Лживость советской', особенно сталинской системы и всей ее пропаганды была для меня очевидна и до этого случая. Но ведь здесь ложь касалась не общего положения вещей, а самого рабочего процесса. В своей рабочей повседневности человек должен был соблюдать логику сталинского театра… Сначала начислять (на бумаге) сто процентов, а потом «обрабатывать» результат коэффициентом! Так сказать, заниматься самопропагандой — самому себе внушать, что в нашей рабочей стране рабочие получают за выработанные сверхурочные надбавку в дополнительных сто процентов. А про коэффициент? Подумаешь, коэффициент! — научное словечко, бухгалтерская подробность — иностранцам о нем и говорить не надо, не поймут! Возможно, и сами, да и сам наш преподаватель, верили, что так надо — в сталинской мудрости мало кто сомневался…
Мне было странно — к чему это? Ведь рабочие знают, что они получают — коэффициентами им голову не заморочишь! Если бы шахтер, согласившись отработать вторую выработку за сто процентов, получил бы их с коэффициентом 0,6, в следующий раз он бы любыми способами избежал сверхурочной работы. Впрочем, как раз шахтеров эта бухгалтерская «подробность» касалась только теоретически: на практике они вообще избегали записывать себе сверхурочные — они гораздо больше получали за перевыполнение нормы в свои законные восемь рабочих часов. Как было в других отраслях — не знаю…
Конечно, эта очевидная нелепость, к которой надо было приспосабливаться, унижавшая сознание, внушавшая недоверие к собственному здравому смыслу, была частью сталинской системы оглупления. Но тут система, по-моему, несколько переборщила — стала оглуплять самих оглупляющих. Этот случай помог мне ясней разглядеть нечто, по-нынешнему говоря, виртуальное в тогдашней действительности, что я отчасти уже представлял себе и до этого, но более смутно и абстрактно.
Не могу не упомянуть еще об одном преподавателе — Жанагулове (имя-отчество забыл), который вел у нас историю ВКП(б).

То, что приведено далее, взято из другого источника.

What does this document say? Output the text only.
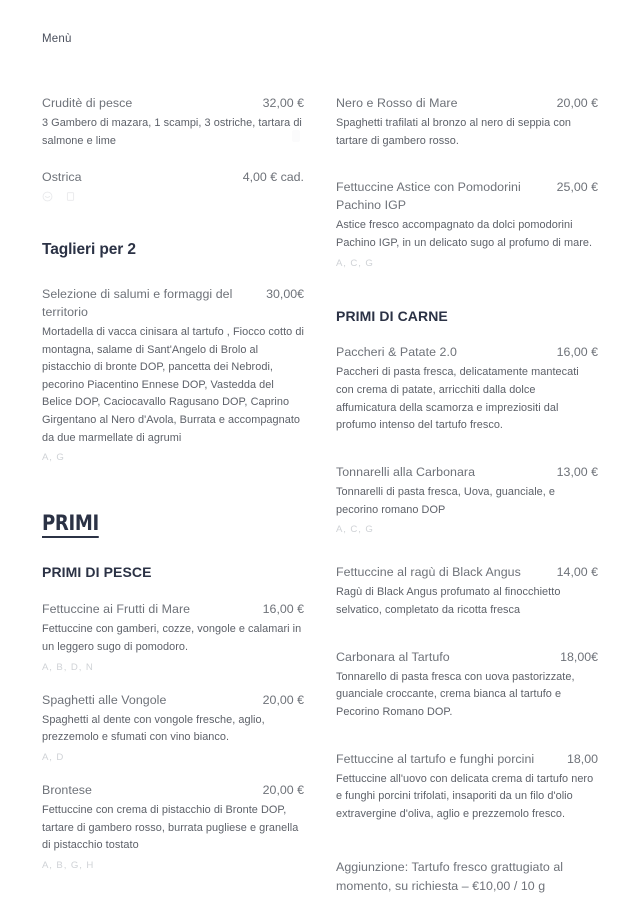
Menù
Cruditè di pesce	32,00 €
3 Gambero di mazara, 1 scampi, 3 ostriche, tartara di salmone e lime
Ostrica	4,00 € cad.
Taglieri per 2
Selezione di salumi e formaggi del territorio
30,00€
Mortadella di vacca cinisara al tartufo , Fiocco cotto di montagna, salame di Sant'Angelo di Brolo al pistacchio di bronte DOP, pancetta dei Nebrodi, pecorino Piacentino Ennese DOP, Vastedda del Belice DOP, Caciocavallo Ragusano DOP, Caprino Girgentano al Nero d'Avola, Burrata e accompagnato da due marmellate di agrumi
A, G
PRIMI
PRIMI DI PESCE
Fettuccine ai Frutti di Mare	16,00 €
Fettuccine con gamberi, cozze, vongole e calamari in un leggero sugo di pomodoro.
A, B, D, N
Spaghetti alle Vongole	20,00 €
Spaghetti al dente con vongole fresche, aglio, prezzemolo e sfumati con vino bianco.
A, D
Brontese	20,00 €
Fettuccine con crema di pistacchio di Bronte DOP, tartare di gambero rosso, burrata pugliese e granella di pistacchio tostato
A, B, G, H
Nero e Rosso di Mare	20,00 €
Spaghetti trafilati al bronzo al nero di seppia con tartare di gambero rosso.
Fettuccine Astice con Pomodorini Pachino IGP
25,00 €
Astice fresco accompagnato da dolci pomodorini Pachino IGP, in un delicato sugo al profumo di mare.
A, C, G
PRIMI DI CARNE
Paccheri & Patate 2.0	16,00 €
Paccheri di pasta fresca, delicatamente mantecati con crema di patate, arricchiti dalla dolce affumicatura della scamorza e impreziositi dal profumo intenso del tartufo fresco.
Tonnarelli alla Carbonara	13,00 €
Tonnarelli di pasta fresca, Uova, guanciale, e pecorino romano DOP
A, C, G
Fettuccine al ragù di Black Angus	14,00 €
Ragù di Black Angus profumato al finocchietto selvatico, completato da ricotta fresca
Carbonara al Tartufo	18,00€
Tonnarello di pasta fresca con uova pastorizzate, guanciale croccante, crema bianca al tartufo e Pecorino Romano DOP.
Fettuccine al tartufo e funghi porcini	18,00
Fettuccine all'uovo con delicata crema di tartufo nero e funghi porcini trifolati, insaporiti da un filo d'olio extravergine d'oliva, aglio e prezzemolo fresco.
Aggiunzione: Tartufo fresco grattugiato al momento, su richiesta – €10,00 / 10 g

Тому, что этот предмет изучался и в техникуме, я несколько удивился — почему-то считал его институтским… Но дело не в предмете, а в преподавателе.
Он был молод, добр, приятен в общении. По национальности казах. Но не из тех, кто получил диплом для торжества сталинской национальной политики и в порядке спешной подготовки национальных кадров. «Выдвижение национальных кадров» было неотъемлемой деталью обстановки в Казахстане. О масштабах этого мероприятия можно судить по тому, что в Караганде, так же как и в других городах, на объявлениях о приеме студентов в институты и техникумы неизменно присутствовало примечание «лица тюркских национальностей принимаются без экзаменов». Как после этого можно было обратиться к врачу-казаху? (Если, конечно, у него не было персональной репутации, что, естественно, тоже бывало.) Результаты этих льгот были плачевны. Когда мы начали учиться, в нашей группе училось десять казахов. «Тянул» только один, не только «тянул», но блестяще соображал, хотя с трудом говорил по-русски. Но именно его почему-то родители месяца через два потребовали обратно в аул. У остальных все шло очень туго. Короче, до конца семестра с трудом доковылял только один, а к концу года не осталось ни одного.